Monday, April 14, 2008

Planet of the Apes


Planet of the Apes; science-fiction, USA, 2001; D: Tim Burton, S: Mark Wahlberg, Helena Bonham Carter, Tim Roth, Michael Clarke Duncan, Paul Giamatti, Estella Warren, Cary-Hiroyuki Tagawa, David Warner, Kris Kristofferson

In 2029, astronaut Leo goes to search for a chimpanzee that lost itself in a space capsule in an electromagnetic storm. Leo himself falls into the storm and arrives at a planet where the intelligent apes are rulers and humans their slaves. He is released from a cage by Ari, a simian who loves people and helps him find his crashed spaceship. Leo figures that these intelligent apes are actually progeny of the mutated apes from the spaceship.
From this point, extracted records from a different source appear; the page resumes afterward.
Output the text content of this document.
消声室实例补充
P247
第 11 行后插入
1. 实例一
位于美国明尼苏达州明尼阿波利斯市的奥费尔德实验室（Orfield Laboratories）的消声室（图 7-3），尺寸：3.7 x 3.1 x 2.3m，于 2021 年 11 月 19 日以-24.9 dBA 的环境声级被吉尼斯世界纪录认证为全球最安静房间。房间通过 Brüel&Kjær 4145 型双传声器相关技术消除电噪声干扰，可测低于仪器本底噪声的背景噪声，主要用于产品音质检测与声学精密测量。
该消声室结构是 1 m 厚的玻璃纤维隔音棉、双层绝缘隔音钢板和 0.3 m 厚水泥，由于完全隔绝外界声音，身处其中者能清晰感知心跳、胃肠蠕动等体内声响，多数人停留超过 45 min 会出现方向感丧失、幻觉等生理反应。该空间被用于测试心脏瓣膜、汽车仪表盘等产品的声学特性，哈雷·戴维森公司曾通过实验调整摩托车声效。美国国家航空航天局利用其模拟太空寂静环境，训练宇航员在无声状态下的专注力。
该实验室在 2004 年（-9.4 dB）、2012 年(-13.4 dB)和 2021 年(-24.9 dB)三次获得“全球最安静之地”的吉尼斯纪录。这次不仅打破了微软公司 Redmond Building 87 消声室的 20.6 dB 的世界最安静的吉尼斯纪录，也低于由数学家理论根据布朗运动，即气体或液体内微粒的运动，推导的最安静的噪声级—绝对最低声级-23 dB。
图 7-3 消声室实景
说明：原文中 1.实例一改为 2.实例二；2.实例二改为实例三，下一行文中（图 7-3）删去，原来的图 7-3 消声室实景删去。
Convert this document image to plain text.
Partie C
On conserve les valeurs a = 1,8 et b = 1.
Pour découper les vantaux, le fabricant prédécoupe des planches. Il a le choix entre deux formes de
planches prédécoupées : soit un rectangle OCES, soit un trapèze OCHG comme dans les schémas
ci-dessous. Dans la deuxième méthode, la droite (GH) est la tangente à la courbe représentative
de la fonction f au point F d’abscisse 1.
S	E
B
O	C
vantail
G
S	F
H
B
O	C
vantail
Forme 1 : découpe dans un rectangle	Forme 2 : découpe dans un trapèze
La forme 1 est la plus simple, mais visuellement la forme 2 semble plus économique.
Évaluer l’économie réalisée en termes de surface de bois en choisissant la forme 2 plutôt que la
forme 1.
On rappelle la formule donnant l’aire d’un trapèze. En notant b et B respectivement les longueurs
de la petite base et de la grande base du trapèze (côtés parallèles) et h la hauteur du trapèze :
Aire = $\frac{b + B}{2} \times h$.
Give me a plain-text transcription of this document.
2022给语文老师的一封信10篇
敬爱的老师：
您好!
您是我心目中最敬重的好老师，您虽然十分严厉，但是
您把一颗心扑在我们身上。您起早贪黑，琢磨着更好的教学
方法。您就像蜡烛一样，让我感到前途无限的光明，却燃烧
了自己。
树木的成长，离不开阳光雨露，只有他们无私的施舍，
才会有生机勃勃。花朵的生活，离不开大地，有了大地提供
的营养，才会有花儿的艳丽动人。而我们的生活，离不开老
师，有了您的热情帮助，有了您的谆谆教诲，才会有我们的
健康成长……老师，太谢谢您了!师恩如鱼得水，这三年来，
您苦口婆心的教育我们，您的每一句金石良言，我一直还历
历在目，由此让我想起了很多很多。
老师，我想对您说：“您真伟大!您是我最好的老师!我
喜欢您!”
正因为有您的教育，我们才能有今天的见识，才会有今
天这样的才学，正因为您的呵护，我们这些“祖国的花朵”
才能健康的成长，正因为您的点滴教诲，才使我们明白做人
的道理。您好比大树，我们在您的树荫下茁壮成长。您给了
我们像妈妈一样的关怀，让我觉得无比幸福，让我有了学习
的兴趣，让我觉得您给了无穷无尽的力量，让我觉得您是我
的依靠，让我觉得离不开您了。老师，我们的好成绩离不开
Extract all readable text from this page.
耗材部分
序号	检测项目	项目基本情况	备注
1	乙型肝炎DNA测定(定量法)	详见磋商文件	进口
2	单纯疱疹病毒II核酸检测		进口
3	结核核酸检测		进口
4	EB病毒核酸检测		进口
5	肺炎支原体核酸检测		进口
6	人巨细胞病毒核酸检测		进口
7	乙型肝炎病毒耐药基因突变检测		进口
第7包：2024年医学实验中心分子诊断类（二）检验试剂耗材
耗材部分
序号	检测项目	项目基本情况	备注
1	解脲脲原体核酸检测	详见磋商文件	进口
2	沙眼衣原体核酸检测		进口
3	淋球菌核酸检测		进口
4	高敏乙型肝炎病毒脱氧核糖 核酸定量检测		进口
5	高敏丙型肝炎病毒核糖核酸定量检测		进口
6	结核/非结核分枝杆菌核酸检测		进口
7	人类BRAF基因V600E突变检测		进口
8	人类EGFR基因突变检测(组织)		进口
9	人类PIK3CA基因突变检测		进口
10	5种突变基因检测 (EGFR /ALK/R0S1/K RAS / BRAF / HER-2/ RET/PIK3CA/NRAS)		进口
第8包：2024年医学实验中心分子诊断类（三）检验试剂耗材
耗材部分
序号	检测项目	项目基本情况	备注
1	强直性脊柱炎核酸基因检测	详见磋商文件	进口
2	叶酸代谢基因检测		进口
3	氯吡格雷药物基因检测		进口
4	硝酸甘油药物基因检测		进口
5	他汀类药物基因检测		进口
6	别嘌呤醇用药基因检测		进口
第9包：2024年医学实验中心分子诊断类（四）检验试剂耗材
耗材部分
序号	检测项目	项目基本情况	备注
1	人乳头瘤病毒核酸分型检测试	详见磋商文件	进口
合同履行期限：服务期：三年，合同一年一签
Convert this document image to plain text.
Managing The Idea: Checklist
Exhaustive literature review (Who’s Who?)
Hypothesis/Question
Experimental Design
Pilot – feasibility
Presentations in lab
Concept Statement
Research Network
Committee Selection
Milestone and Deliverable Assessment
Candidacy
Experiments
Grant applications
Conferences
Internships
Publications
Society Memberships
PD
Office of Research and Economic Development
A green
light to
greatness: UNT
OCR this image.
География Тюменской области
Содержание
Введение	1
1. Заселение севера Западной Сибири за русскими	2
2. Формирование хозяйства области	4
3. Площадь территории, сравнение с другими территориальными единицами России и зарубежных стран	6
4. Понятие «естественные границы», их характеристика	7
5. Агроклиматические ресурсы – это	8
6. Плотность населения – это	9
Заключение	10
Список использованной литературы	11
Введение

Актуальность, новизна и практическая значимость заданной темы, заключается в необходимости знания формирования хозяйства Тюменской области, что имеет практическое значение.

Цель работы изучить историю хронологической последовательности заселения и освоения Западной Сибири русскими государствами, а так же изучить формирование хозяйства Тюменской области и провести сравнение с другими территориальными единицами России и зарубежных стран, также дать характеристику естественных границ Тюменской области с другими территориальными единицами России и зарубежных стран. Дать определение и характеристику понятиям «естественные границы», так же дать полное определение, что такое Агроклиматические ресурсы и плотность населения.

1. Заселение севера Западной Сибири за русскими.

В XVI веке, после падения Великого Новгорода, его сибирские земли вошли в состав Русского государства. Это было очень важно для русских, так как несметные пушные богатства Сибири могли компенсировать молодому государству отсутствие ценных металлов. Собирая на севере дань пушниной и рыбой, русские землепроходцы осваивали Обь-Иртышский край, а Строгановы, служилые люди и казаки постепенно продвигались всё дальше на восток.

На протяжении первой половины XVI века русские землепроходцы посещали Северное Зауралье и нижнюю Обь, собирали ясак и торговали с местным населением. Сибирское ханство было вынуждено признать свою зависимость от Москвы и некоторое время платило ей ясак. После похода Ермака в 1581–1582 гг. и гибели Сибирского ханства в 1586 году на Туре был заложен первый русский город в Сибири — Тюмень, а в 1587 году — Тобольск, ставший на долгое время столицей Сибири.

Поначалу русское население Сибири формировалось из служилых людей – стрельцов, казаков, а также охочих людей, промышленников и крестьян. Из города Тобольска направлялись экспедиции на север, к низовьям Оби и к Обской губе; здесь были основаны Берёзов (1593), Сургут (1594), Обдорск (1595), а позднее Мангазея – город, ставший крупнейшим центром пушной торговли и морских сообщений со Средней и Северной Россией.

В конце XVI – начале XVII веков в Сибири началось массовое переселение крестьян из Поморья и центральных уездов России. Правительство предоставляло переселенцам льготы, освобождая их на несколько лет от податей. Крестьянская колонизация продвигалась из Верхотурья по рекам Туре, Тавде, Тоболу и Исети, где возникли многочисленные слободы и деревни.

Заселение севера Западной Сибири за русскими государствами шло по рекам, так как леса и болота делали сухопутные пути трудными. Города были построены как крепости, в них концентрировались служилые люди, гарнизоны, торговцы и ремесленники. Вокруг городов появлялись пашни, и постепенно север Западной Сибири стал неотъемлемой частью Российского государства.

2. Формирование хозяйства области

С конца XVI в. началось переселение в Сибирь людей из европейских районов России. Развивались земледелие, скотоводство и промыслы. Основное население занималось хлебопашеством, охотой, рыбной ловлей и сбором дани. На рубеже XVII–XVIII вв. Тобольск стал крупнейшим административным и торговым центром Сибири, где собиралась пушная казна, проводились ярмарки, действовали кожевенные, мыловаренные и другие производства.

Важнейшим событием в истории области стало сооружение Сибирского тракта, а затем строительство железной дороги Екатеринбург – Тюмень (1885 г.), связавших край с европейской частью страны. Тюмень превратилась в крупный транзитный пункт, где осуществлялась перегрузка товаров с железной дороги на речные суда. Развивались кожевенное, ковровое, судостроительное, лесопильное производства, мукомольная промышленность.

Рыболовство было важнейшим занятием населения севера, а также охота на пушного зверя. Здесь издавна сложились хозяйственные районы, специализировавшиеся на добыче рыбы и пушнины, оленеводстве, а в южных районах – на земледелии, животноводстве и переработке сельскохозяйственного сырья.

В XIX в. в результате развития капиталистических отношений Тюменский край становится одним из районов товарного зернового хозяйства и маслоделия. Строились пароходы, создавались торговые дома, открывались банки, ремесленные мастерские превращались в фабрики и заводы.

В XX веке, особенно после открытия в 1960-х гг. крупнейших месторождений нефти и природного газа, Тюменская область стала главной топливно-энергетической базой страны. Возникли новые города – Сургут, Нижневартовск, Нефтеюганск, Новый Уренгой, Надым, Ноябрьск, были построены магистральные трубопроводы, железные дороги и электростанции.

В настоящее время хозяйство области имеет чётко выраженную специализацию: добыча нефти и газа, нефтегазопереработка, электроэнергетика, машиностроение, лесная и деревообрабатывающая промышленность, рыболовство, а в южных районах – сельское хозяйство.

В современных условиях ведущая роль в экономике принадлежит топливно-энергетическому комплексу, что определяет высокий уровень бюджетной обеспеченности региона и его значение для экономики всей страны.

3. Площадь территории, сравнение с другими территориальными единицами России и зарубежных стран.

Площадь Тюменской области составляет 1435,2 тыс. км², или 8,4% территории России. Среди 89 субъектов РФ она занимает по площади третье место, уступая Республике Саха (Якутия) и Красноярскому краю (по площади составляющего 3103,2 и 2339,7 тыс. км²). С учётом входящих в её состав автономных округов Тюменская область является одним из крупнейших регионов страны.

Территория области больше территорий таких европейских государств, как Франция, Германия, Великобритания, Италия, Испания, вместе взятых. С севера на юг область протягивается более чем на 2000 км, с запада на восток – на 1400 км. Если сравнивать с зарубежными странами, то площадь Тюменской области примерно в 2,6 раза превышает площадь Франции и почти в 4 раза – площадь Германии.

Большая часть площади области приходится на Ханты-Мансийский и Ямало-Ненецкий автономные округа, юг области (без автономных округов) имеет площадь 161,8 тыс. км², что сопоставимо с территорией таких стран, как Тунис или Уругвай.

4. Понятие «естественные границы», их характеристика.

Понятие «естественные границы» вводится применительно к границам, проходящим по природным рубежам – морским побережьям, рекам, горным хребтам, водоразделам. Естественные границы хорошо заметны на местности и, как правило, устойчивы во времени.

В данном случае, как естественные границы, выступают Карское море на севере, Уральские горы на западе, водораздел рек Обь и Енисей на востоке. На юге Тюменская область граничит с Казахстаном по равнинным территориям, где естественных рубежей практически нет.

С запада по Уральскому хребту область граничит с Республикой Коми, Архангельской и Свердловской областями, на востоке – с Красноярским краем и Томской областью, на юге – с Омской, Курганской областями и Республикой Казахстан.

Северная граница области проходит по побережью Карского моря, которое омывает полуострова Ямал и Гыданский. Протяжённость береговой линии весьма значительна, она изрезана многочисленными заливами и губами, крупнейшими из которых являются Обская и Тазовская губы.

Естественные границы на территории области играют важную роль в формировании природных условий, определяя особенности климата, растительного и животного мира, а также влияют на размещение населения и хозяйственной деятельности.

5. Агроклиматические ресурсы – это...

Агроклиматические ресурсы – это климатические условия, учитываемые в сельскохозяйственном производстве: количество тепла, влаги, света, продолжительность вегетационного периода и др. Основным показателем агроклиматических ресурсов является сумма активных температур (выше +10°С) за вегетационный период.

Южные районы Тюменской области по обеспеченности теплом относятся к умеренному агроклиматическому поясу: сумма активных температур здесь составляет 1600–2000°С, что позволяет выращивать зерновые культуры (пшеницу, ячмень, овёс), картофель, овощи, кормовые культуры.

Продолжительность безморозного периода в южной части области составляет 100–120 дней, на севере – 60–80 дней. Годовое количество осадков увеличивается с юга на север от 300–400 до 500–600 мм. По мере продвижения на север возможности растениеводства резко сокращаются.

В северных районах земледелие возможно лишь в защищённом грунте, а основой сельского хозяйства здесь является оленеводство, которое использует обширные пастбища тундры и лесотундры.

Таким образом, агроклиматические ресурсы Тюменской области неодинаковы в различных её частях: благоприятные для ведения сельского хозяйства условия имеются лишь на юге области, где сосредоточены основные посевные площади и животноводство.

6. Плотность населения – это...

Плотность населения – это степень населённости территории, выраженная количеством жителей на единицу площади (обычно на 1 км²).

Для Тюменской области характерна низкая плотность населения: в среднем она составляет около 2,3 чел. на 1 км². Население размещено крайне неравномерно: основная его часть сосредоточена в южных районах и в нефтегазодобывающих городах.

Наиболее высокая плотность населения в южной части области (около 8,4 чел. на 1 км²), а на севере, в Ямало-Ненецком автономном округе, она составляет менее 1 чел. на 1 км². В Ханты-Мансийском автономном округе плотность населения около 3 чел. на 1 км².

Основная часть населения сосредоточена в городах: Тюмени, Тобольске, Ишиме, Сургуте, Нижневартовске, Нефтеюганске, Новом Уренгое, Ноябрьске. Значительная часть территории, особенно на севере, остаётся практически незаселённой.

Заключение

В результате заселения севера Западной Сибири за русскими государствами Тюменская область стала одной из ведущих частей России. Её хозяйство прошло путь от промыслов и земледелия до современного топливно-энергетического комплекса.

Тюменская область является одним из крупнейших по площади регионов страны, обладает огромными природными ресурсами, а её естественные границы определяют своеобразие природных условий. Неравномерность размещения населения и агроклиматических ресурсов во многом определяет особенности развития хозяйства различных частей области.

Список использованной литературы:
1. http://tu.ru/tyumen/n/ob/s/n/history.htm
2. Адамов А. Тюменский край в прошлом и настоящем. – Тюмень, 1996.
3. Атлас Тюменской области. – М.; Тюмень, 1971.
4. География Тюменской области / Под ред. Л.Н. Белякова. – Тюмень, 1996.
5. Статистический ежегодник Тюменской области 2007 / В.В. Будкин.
Despite the fact that he is persecuted by Thade, he manages to return to Earth - but ruled by apes.

The critics mostly bashed Tim Burton's remake of the Sci-Fi classic "Planet of the Apes" and unanimously proclaimed it a weak film, but even though the original is better (it was more plausible since there the humans were all mute and dumb, while here they can talk and seem pretty smart, creating ambiguity as to why they are so underprivileged), this is still a matter of a interesting film that allegorically speaks about racism. The concept of the huge, intelligent apes who rule the world and are masters of humans at first seems demonically creepy, but it has it's logic due to inversion of strengths and symbols, whereas the exposition is stiff, yet the story picks up on steam and starts becoming intriguing. The most bizarre elements are dialogues of the apes (at prayers they talk how God created them on his image) while especially interesting is the character of the pacifist simian Ari (Helena Bonham Carter) whose monkey face takes on almost human outlines, i.e. proving that charisma is universal. The story is full of cliches, yet the mysterious twist ending is very interesting and symbolic, even though it seems it was placed just there to try to top the twist ending from the original.